The band is now in Grade 1, the top level. Half of its members come from LA, the other half from elsewhere in America, and Canada.
"A lot of us have grandparents who were born in Scotland. Some of us were born there – our bass drummer and his brother were born in Scotland and moved to the States when they were kids. That's how the music ended up in us. My own grandfather was born in Scotland and his familty emigrated to Canada then moved to LA."
As a Grade 1 band, however, they come up against la creme de la creme. Foremost among them are the Field Marshall Montgomery Band, from Lisburn, County Antrim, and Canada's Simon Fraser University. The extent of their dominance recalls Rangers and Celtic, Manchester United, swimmer Michael Phelps or Usain Bolt.
Before yesterday, Montgomery had won the world title on seven occasions, the seventh arriving just 12 months ago. Fraser had won it six times. The last time there was a Grade 1 top three without both of them in it was 1998.
"The winning's definitely important," says Armstrong. "The competition is why we are all here. For some of us, it's not as realistic to win as other bands, but we're all working away every year to get closer to that point. They [Fraser and Montgomery] are the elite elite. We're all sort of scraping to be there one day. It takes more experience, more practice. It's a total process, you know? You've got to get better and experience what it is like not to win."
Behind Armstrong, hundreds of spectators were taking a break from and were spending their money in the thoroughfare of stalls that had materialised for the occasion. They were selling everything from Chinese noodles and bagpipe accessories to pick 'n' mix sweets, breakfast baps, novelty bottle-stoppers and framed Scottish landscape prints. One Irish lady in her fifties turned to her daughter and said: "Six pounds for a pair?" as her gaze landed on a pack of tartan tights.
Next year's "Worlds" will be carried out over two days, which will mean a more relaxed pace than the current single-day approach, and will allow the competing musicians to watch other events rather than focusing their attention on getting through the qualifying rounds.
While acknowledging the strength of Simon Fraser and Montgomery, Ian Embelton said some six or seven bands had the potential to win Grade 1 yesterday. Boghall & Bathgate Caledonia, the reigning European champions, would, he said, "fancy their chances as well."
In the end, the world title was won by Northern Ireland's Field Marshal Montgomery, with home team ScottishPower coming second and Canada's Simon Fraser University third. Win or lose, it will not be long before the bands begin to set their sights on Glasgow 2013.
THE WINNERS
THE Northern Irish Field Marshal Montgomery won the World Piping Championships for an eighth time yesterday in Glasgow, making it two in a row – but Scottish bands put up a highly creditable showing, taking three of the top six places.

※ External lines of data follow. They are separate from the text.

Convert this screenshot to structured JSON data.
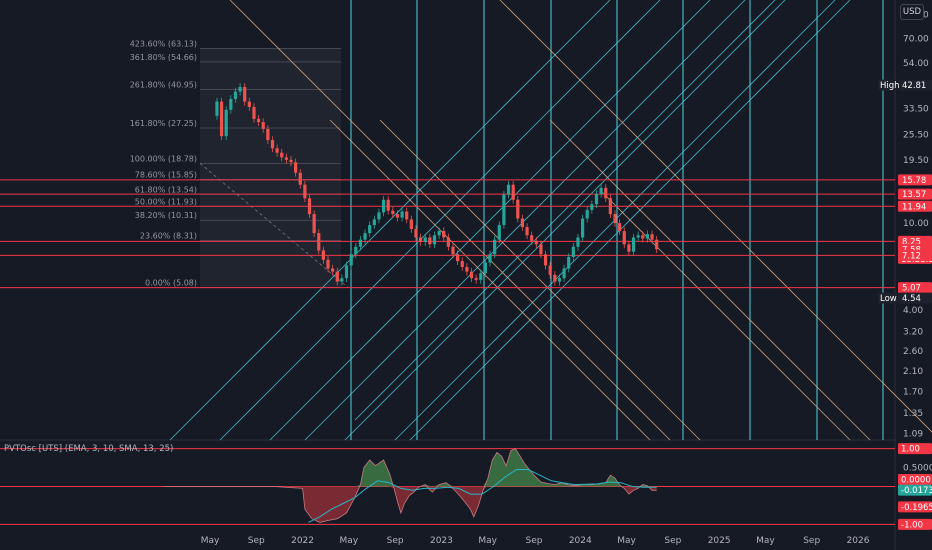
{
  "currency": "USD",
  "colors": {
    "background": "#161a25",
    "up": "#26a69a",
    "down": "#ef5350",
    "level_line": "#f23645",
    "cyan": "#4fd1e0",
    "orange": "#e8b48c",
    "fib_fill": "#2a2e39",
    "osc_green": "#3f7a45",
    "osc_red": "#8b2e35",
    "signal": "#29b6c8"
  },
  "price_axis": {
    "ticks": [
      "90.00",
      "70.00",
      "54.00",
      "42.00",
      "33.50",
      "25.50",
      "19.50",
      "10.00",
      "4.00",
      "3.20",
      "2.60",
      "2.10",
      "1.70",
      "1.35",
      "1.09"
    ],
    "tick_values": [
      90,
      70,
      54,
      42,
      33.5,
      25.5,
      19.5,
      10,
      4,
      3.2,
      2.6,
      2.1,
      1.7,
      1.35,
      1.09
    ],
    "log_scale": true,
    "range": [
      1.09,
      100
    ]
  },
  "price_badges": [
    {
      "value": 42.81,
      "text": "42.81",
      "color": "#1e222d",
      "tag": "High"
    },
    {
      "value": 15.78,
      "text": "15.78",
      "color": "#f23645"
    },
    {
      "value": 13.57,
      "text": "13.57",
      "color": "#f23645"
    },
    {
      "value": 11.94,
      "text": "11.94",
      "color": "#f23645"
    },
    {
      "value": 8.25,
      "text": "8.25",
      "color": "#f23645"
    },
    {
      "value": 7.58,
      "text": "7.58",
      "color": "#f23645",
      "sub": "18:28:56"
    },
    {
      "value": 7.12,
      "text": "7.12",
      "color": "#f23645"
    },
    {
      "value": 5.07,
      "text": "5.07",
      "color": "#f23645"
    },
    {
      "value": 4.54,
      "text": "4.54",
      "color": "#1e222d",
      "tag": "Low"
    }
  ],
  "horizontal_levels": [
    15.78,
    13.57,
    11.94,
    8.25,
    7.12,
    5.07
  ],
  "fib_levels": [
    {
      "label": "423.60% (63.13)",
      "value": 63.13
    },
    {
      "label": "361.80% (54.66)",
      "value": 54.66
    },
    {
      "label": "261.80% (40.95)",
      "value": 40.95
    },
    {
      "label": "161.80% (27.25)",
      "value": 27.25
    },
    {
      "label": "100.00% (18.78)",
      "value": 18.78
    },
    {
      "label": "78.60% (15.85)",
      "value": 15.85
    },
    {
      "label": "61.80% (13.54)",
      "value": 13.54
    },
    {
      "label": "50.00% (11.93)",
      "value": 11.93
    },
    {
      "label": "38.20% (10.31)",
      "value": 10.31
    },
    {
      "label": "23.60% (8.31)",
      "value": 8.31
    },
    {
      "label": "0.00% (5.08)",
      "value": 5.08
    }
  ],
  "time_axis": {
    "labels": [
      "May",
      "Sep",
      "2022",
      "May",
      "Sep",
      "2023",
      "May",
      "Sep",
      "2024",
      "May",
      "Sep",
      "2025",
      "May",
      "Sep",
      "2026"
    ],
    "positions_months": [
      4,
      8,
      12,
      16,
      20,
      24,
      28,
      32,
      36,
      40,
      44,
      48,
      52,
      56,
      60
    ]
  },
  "oscillator": {
    "title": "PVTOsc [UTS] (EMA, 3, 10, SMA, 13, 25)",
    "ticks": [
      "0.5000",
      "-0.5000"
    ],
    "tick_values": [
      0.5,
      -0.5
    ],
    "badges": [
      {
        "value": 1.0,
        "text": "1.00",
        "color": "#f23645"
      },
      {
        "value": 0.0,
        "text": "0.0000",
        "color": "#f23645"
      },
      {
        "value": -0.0173,
        "text": "-0.0173",
        "color": "#26a69a"
      },
      {
        "value": -0.1965,
        "text": "-0.1965",
        "color": "#f23645"
      },
      {
        "value": -1.0,
        "text": "-1.00",
        "color": "#f23645"
      }
    ],
    "levels": [
      1.0,
      0.0,
      -1.0
    ],
    "range": [
      -1.15,
      1.15
    ]
  },
  "chart_data": {
    "type": "candlestick",
    "y_scale": "log",
    "x_unit": "months since Jan 2021",
    "price_series": [
      [
        4.2,
        31
      ],
      [
        4.6,
        36
      ],
      [
        5.0,
        25
      ],
      [
        5.4,
        33
      ],
      [
        5.8,
        37
      ],
      [
        6.2,
        40
      ],
      [
        6.6,
        42
      ],
      [
        7.0,
        36
      ],
      [
        7.4,
        34
      ],
      [
        7.8,
        30
      ],
      [
        8.2,
        29
      ],
      [
        8.6,
        27
      ],
      [
        9.0,
        24
      ],
      [
        9.4,
        22
      ],
      [
        9.8,
        21
      ],
      [
        10.2,
        20
      ],
      [
        10.6,
        19.5
      ],
      [
        11.0,
        19
      ],
      [
        11.4,
        17
      ],
      [
        11.8,
        15
      ],
      [
        12.2,
        13
      ],
      [
        12.6,
        11
      ],
      [
        13.0,
        9
      ],
      [
        13.4,
        7.5
      ],
      [
        13.8,
        6.8
      ],
      [
        14.2,
        6.2
      ],
      [
        14.6,
        6.0
      ],
      [
        15.0,
        5.4
      ],
      [
        15.4,
        5.6
      ],
      [
        15.8,
        6.4
      ],
      [
        16.2,
        7.2
      ],
      [
        16.6,
        7.8
      ],
      [
        17.0,
        8.4
      ],
      [
        17.4,
        9.0
      ],
      [
        17.8,
        9.8
      ],
      [
        18.2,
        10.4
      ],
      [
        18.6,
        11.2
      ],
      [
        19.0,
        12.8
      ],
      [
        19.4,
        11.4
      ],
      [
        19.8,
        11.0
      ],
      [
        20.2,
        10.6
      ],
      [
        20.6,
        11.3
      ],
      [
        21.0,
        10.4
      ],
      [
        21.4,
        9.4
      ],
      [
        21.8,
        8.6
      ],
      [
        22.2,
        8.2
      ],
      [
        22.6,
        8.6
      ],
      [
        23.0,
        8.0
      ],
      [
        23.4,
        8.8
      ],
      [
        23.8,
        9.2
      ],
      [
        24.2,
        8.6
      ],
      [
        24.6,
        7.8
      ],
      [
        25.0,
        7.2
      ],
      [
        25.4,
        6.7
      ],
      [
        25.8,
        6.3
      ],
      [
        26.2,
        6.0
      ],
      [
        26.6,
        5.6
      ],
      [
        27.0,
        5.5
      ],
      [
        27.4,
        5.9
      ],
      [
        27.8,
        6.6
      ],
      [
        28.2,
        7.2
      ],
      [
        28.6,
        8.4
      ],
      [
        29.0,
        9.8
      ],
      [
        29.4,
        13.5
      ],
      [
        29.8,
        15.0
      ],
      [
        30.2,
        12.8
      ],
      [
        30.6,
        10.5
      ],
      [
        31.0,
        9.6
      ],
      [
        31.4,
        8.8
      ],
      [
        31.8,
        8.3
      ],
      [
        32.2,
        8.0
      ],
      [
        32.6,
        7.2
      ],
      [
        33.0,
        6.4
      ],
      [
        33.4,
        5.8
      ],
      [
        33.8,
        5.4
      ],
      [
        34.2,
        5.6
      ],
      [
        34.6,
        6.2
      ],
      [
        35.0,
        7.0
      ],
      [
        35.4,
        7.8
      ],
      [
        35.8,
        8.6
      ],
      [
        36.2,
        10.5
      ],
      [
        36.6,
        11.5
      ],
      [
        37.0,
        12.2
      ],
      [
        37.4,
        13.6
      ],
      [
        37.8,
        14.5
      ],
      [
        38.2,
        13.0
      ],
      [
        38.6,
        11.0
      ],
      [
        39.0,
        10.0
      ],
      [
        39.4,
        9.2
      ],
      [
        39.8,
        8.0
      ],
      [
        40.2,
        7.4
      ],
      [
        40.6,
        8.6
      ],
      [
        41.0,
        8.8
      ],
      [
        41.4,
        8.5
      ],
      [
        41.8,
        8.9
      ],
      [
        42.2,
        8.4
      ],
      [
        42.6,
        7.6
      ]
    ],
    "oscillator_series": [
      [
        0,
        0
      ],
      [
        0.3,
        0
      ],
      [
        2.0,
        0
      ],
      [
        5.0,
        0
      ],
      [
        9.5,
        0
      ],
      [
        12.0,
        -0.05
      ],
      [
        12.2,
        -0.6
      ],
      [
        12.8,
        -0.85
      ],
      [
        13.5,
        -0.95
      ],
      [
        14.2,
        -0.9
      ],
      [
        15.0,
        -0.85
      ],
      [
        15.8,
        -0.7
      ],
      [
        16.5,
        -0.3
      ],
      [
        17.0,
        0.05
      ],
      [
        17.3,
        0.5
      ],
      [
        17.8,
        0.7
      ],
      [
        18.3,
        0.55
      ],
      [
        19.0,
        0.7
      ],
      [
        19.5,
        0.35
      ],
      [
        19.9,
        -0.05
      ],
      [
        20.2,
        -0.4
      ],
      [
        20.5,
        -0.7
      ],
      [
        20.8,
        -0.45
      ],
      [
        21.2,
        -0.25
      ],
      [
        21.6,
        -0.15
      ],
      [
        22.0,
        -0.02
      ],
      [
        22.6,
        0.05
      ],
      [
        23.2,
        -0.15
      ],
      [
        23.8,
        0.05
      ],
      [
        24.4,
        0.1
      ],
      [
        25.0,
        -0.05
      ],
      [
        25.6,
        -0.25
      ],
      [
        26.0,
        -0.4
      ],
      [
        26.5,
        -0.6
      ],
      [
        26.8,
        -0.8
      ],
      [
        27.2,
        -0.5
      ],
      [
        27.6,
        -0.1
      ],
      [
        28.0,
        0.2
      ],
      [
        28.4,
        0.7
      ],
      [
        28.8,
        0.9
      ],
      [
        29.2,
        0.8
      ],
      [
        29.6,
        0.55
      ],
      [
        30.0,
        0.95
      ],
      [
        30.4,
        1.0
      ],
      [
        30.8,
        0.8
      ],
      [
        31.2,
        0.6
      ],
      [
        31.6,
        0.45
      ],
      [
        32.0,
        0.3
      ],
      [
        32.6,
        0.12
      ],
      [
        33.2,
        0.08
      ],
      [
        33.8,
        0.05
      ],
      [
        34.4,
        0.1
      ],
      [
        35.0,
        0.04
      ],
      [
        35.6,
        0.02
      ],
      [
        36.2,
        0.05
      ],
      [
        37.0,
        0.05
      ],
      [
        37.6,
        0.07
      ],
      [
        38.2,
        0.1
      ],
      [
        38.6,
        0.3
      ],
      [
        39.0,
        0.22
      ],
      [
        39.4,
        0.04
      ],
      [
        39.8,
        -0.05
      ],
      [
        40.2,
        -0.2
      ],
      [
        40.6,
        -0.1
      ],
      [
        41.0,
        -0.05
      ],
      [
        41.4,
        0.05
      ],
      [
        41.8,
        0.02
      ],
      [
        42.2,
        -0.1
      ],
      [
        42.6,
        -0.1
      ]
    ],
    "signal_series": [
      [
        12.5,
        -0.95
      ],
      [
        13.5,
        -0.8
      ],
      [
        14.5,
        -0.6
      ],
      [
        15.5,
        -0.45
      ],
      [
        16.5,
        -0.3
      ],
      [
        17.5,
        -0.05
      ],
      [
        18.5,
        0.15
      ],
      [
        19.5,
        0.1
      ],
      [
        20.5,
        -0.05
      ],
      [
        21.5,
        -0.1
      ],
      [
        22.5,
        -0.05
      ],
      [
        23.5,
        -0.05
      ],
      [
        24.5,
        -0.02
      ],
      [
        25.5,
        -0.05
      ],
      [
        26.5,
        -0.2
      ],
      [
        27.5,
        -0.2
      ],
      [
        28.5,
        0.0
      ],
      [
        29.5,
        0.25
      ],
      [
        30.5,
        0.45
      ],
      [
        31.5,
        0.45
      ],
      [
        32.5,
        0.3
      ],
      [
        33.5,
        0.15
      ],
      [
        34.5,
        0.1
      ],
      [
        35.5,
        0.05
      ],
      [
        36.5,
        0.06
      ],
      [
        37.5,
        0.07
      ],
      [
        38.5,
        0.12
      ],
      [
        39.5,
        0.1
      ],
      [
        40.5,
        0.0
      ],
      [
        41.5,
        -0.02
      ],
      [
        42.6,
        -0.02
      ]
    ]
  }
}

The Montgomery band, from County Antrim, underlined their status as one of their most successful pipe bands in history and, as was the case last year, they celebrated their victory in style.
ScottishPower were runners-up, while third place went to Canada's Simon Fraser University. Boghall and Bathgate Caledonia came fourth, followed by St Laurence O'Toole (Ireland) and, in sixth, Strathclyde Police.
Grade 2 was won by Denny and Dunipace, with St Thomas Alumni in second place, Brieg (France) third, Buchan Petersons SBS fourth, Glasgow Skye fifth and University of Bedfordshire in sixth place.